Liu Lixiao, Cai Luya, Liu Chuan, Yu Shanshan, Li Bingxin, Pan Luyao, Zhao Jinduo, Zhao Ye, Li Wenfeng, Yan Xiaojian
Department of Obstetrics and Gynecology, The First Affiliated Hospital of Wenzhou Medical University, Wenzhou, China.
Department of Medical Oncology, The First Hospital of China Medical University, Shenyang, China.
Front Genet. 2020 Nov 12;11:585259. doi: 10.3389/fgene.2020.585259. eCollection 2020.
Among all fatal gynecological malignant tumors, ovarian cancer has the highest mortality rate. The purpose of this study was to develop a stable and personalized glycometabolism-related prognostic signature to predict the overall survival of ovarian cancer patients. The gene expression profiles and clinical information of ovarian cancer patients were derived from four public GEO datasets, which were divided into training and testing cohorts. Glycometabolism-related genes significantly associated with prognosis were selected. A risk score model was established and validated to evaluate its predictive value. We found 5 genes significantly related to prognosis and established a five-mRNA signature. The five-mRNA signature significantly divided patients into a low-risk group and a high-risk group in the training set and validation set. Survival analysis showed that high risk scores obtained by the model were significantly correlated with adverse survival outcomes and could be regarded as an independent predictor for patients with ovarian cancer. In addition, the five-mRNA signature can predict the overall survival of ovarian cancer patients in different subgroups. In summary, we successfully constructed a model that can predict the prognosis of patients with ovarian cancer, which provides new insights into postoperative treatment strategies, promotes individualized therapy, and provides potential new targets for immunotherapy.

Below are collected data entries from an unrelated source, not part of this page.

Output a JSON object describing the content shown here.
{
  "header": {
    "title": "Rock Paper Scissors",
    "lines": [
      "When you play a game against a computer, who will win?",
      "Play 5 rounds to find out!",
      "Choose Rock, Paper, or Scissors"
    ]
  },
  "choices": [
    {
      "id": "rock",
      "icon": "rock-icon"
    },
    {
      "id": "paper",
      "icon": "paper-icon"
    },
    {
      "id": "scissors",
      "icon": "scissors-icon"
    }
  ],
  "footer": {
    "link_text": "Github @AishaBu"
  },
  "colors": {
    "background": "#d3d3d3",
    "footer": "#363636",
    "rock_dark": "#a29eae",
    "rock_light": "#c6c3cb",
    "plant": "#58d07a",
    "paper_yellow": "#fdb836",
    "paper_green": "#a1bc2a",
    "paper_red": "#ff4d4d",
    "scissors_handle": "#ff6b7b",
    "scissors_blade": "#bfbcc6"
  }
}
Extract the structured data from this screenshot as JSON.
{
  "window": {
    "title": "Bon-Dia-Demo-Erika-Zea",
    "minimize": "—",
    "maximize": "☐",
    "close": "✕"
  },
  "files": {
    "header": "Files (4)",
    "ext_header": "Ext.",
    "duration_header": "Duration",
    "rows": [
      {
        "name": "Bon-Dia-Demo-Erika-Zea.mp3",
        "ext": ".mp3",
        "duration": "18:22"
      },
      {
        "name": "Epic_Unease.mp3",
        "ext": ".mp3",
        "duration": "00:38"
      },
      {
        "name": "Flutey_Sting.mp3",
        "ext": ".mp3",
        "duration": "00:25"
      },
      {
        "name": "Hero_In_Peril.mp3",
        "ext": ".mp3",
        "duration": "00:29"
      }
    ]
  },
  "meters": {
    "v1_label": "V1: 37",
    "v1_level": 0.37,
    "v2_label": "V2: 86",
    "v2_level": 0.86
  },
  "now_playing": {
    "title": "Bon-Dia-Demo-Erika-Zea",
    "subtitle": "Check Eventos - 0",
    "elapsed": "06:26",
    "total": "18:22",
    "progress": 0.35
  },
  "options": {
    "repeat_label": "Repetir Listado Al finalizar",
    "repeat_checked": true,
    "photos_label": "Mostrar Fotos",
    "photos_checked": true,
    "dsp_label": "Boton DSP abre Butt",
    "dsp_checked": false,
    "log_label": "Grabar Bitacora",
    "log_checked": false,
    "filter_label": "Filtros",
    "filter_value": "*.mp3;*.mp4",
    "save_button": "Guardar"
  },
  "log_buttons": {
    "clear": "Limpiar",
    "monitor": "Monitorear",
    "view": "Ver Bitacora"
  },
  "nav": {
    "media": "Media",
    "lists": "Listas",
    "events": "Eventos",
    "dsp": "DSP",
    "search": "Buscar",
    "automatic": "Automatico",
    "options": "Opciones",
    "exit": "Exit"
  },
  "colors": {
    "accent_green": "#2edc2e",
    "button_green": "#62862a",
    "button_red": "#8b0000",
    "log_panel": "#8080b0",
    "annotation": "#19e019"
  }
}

在所有致命的妇科恶性肿瘤中,卵巢癌的死亡率最高。本研究的目的是开发一种稳定且个性化的糖代谢相关预后特征,以预测卵巢癌患者的总生存期。卵巢癌患者的基因表达谱和临床信息来自四个公共基因表达综合数据库(GEO)数据集,并分为训练队列和测试队列。选择与预后显著相关的糖代谢相关基因。建立并验证了一个风险评分模型,以评估其预测价值。我们发现5个与预后显著相关的基因,并建立了一个五信使核糖核酸(mRNA)特征。在训练集和验证集中,该五mRNA特征将患者显著分为低风险组和高风险组。生存分析表明,该模型获得的高风险评分与不良生存结果显著相关,可被视为卵巢癌患者的独立预测指标。此外,该五mRNA特征可预测不同亚组卵巢癌患者的总生存期。总之,我们成功构建了一个能够预测卵巢癌患者预后的模型,这为术后治疗策略提供了新的见解,促进了个体化治疗,并为免疫治疗提供了潜在的新靶点。